Paris et Madrid proposent un sommet de la zone euro le 25 mars

A Paris, les dirigeants français et espagnol ont souligné que l’Europe et l’Eurogroupe devait aider Athènes «à avancer».

EURACTIV.fr

A Paris, les dirigeants français et espagnol ont souligné que l’Europe et l’Eurogroupe devait aider Athènes «à avancer».

Nicolas Sarkozy et son homologue espagnol, José Luis Zapatero ont demandé, mardi 23 mars, la tenue d’une réunion des chefs d’État et de gouvernement de l’Eurogroupe avant le sommet des 25 et 26 mars à Bruxelles. 

A cette occasion, la France et l’Espagne, qui préside actuellement le Conseil de l’UE, souhaitent aborder le thème de la gouvernance économique de l’Europe. «Il faut renforcer le gouvernement économique européen», a déclaré le premier ministre espagnol, qui a réclamé «plus de coordination» et «plus de coopération» entre les États membres. «Il faut que l’Europe et l’Eurogroupe aident la Grèce à avancer», a-t-il ajouté.

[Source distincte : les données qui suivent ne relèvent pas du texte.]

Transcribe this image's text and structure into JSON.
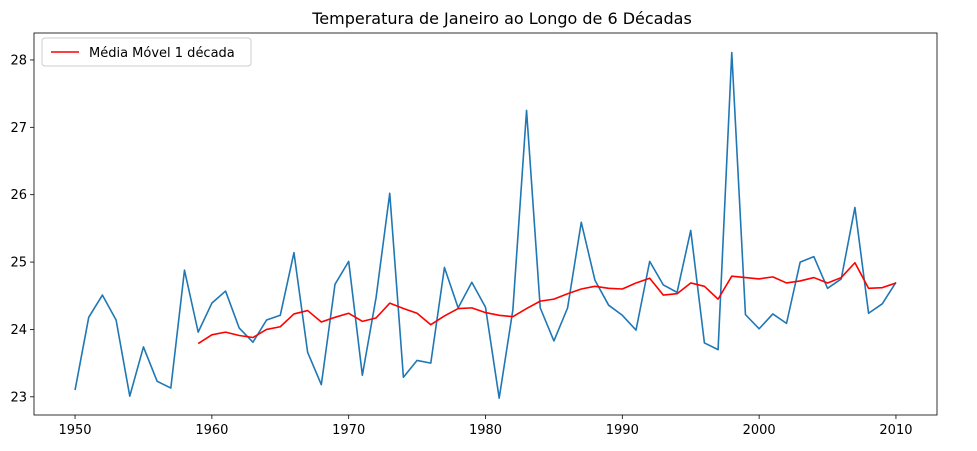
{
  "chart_data": {
    "type": "line",
    "title": "Temperatura de Janeiro ao Longo de 6 Décadas",
    "xlabel": "",
    "ylabel": "",
    "xlim": [
      1947,
      2013
    ],
    "ylim": [
      22.73,
      28.4
    ],
    "xticks": [
      1950,
      1960,
      1970,
      1980,
      1990,
      2000,
      2010
    ],
    "yticks": [
      23,
      24,
      25,
      26,
      27,
      28
    ],
    "grid": false,
    "legend_position": "top-left",
    "x": [
      1950,
      1951,
      1952,
      1953,
      1954,
      1955,
      1956,
      1957,
      1958,
      1959,
      1960,
      1961,
      1962,
      1963,
      1964,
      1965,
      1966,
      1967,
      1968,
      1969,
      1970,
      1971,
      1972,
      1973,
      1974,
      1975,
      1976,
      1977,
      1978,
      1979,
      1980,
      1981,
      1982,
      1983,
      1984,
      1985,
      1986,
      1987,
      1988,
      1989,
      1990,
      1991,
      1992,
      1993,
      1994,
      1995,
      1996,
      1997,
      1998,
      1999,
      2000,
      2001,
      2002,
      2003,
      2004,
      2005,
      2006,
      2007,
      2008,
      2009,
      2010
    ],
    "series": [
      {
        "color": "#1f77b4",
        "values": [
          23.1,
          24.18,
          24.51,
          24.14,
          23.01,
          23.74,
          23.23,
          23.13,
          24.88,
          23.96,
          24.39,
          24.57,
          24.02,
          23.81,
          24.14,
          24.21,
          25.14,
          23.66,
          23.18,
          24.67,
          25.01,
          23.32,
          24.47,
          26.02,
          23.29,
          23.54,
          23.5,
          24.92,
          24.32,
          24.7,
          24.33,
          22.98,
          24.29,
          27.25,
          24.32,
          23.83,
          24.32,
          25.59,
          24.73,
          24.36,
          24.21,
          23.99,
          25.01,
          24.66,
          24.55,
          25.47,
          23.8,
          23.7,
          28.11,
          24.22,
          24.01,
          24.23,
          24.09,
          25.0,
          25.08,
          24.61,
          24.75,
          25.81,
          24.24,
          24.38,
          24.7
        ]
      },
      {
        "name": "Média Móvel 1 década",
        "color": "#ff0000",
        "values": [
          null,
          null,
          null,
          null,
          null,
          null,
          null,
          null,
          null,
          23.79,
          23.92,
          23.96,
          23.91,
          23.88,
          24.0,
          24.04,
          24.23,
          24.28,
          24.11,
          24.18,
          24.24,
          24.12,
          24.17,
          24.39,
          24.31,
          24.24,
          24.07,
          24.2,
          24.31,
          24.32,
          24.25,
          24.21,
          24.19,
          24.31,
          24.42,
          24.45,
          24.53,
          24.6,
          24.64,
          24.61,
          24.6,
          24.69,
          24.76,
          24.51,
          24.53,
          24.69,
          24.64,
          24.45,
          24.79,
          24.77,
          24.75,
          24.78,
          24.69,
          24.72,
          24.77,
          24.69,
          24.77,
          24.99,
          24.61,
          24.62,
          24.69
        ]
      }
    ]
  }
}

Depuis plusieurs jours, Athènes ne cesse d’affirmer qu’il est nécessaire que les chefs d’État et de gouvernement prennent des décisions claires et rapides pour lui venir en aide. 

Dans le même sens, dans un entretien accordé, mardi 23 mars, au Financial Times, le président de la Commission européenne José Manuel Barroso presse les États membres de «prendre des décisions». Le Portugais estime aussi qu’en mettant en place un mécanisme d’aide à la Grèce, l’Eurogroupe enverrait «un signal rassurant» aux marchés. En outre, il n’exclut pas une aide du FMI. 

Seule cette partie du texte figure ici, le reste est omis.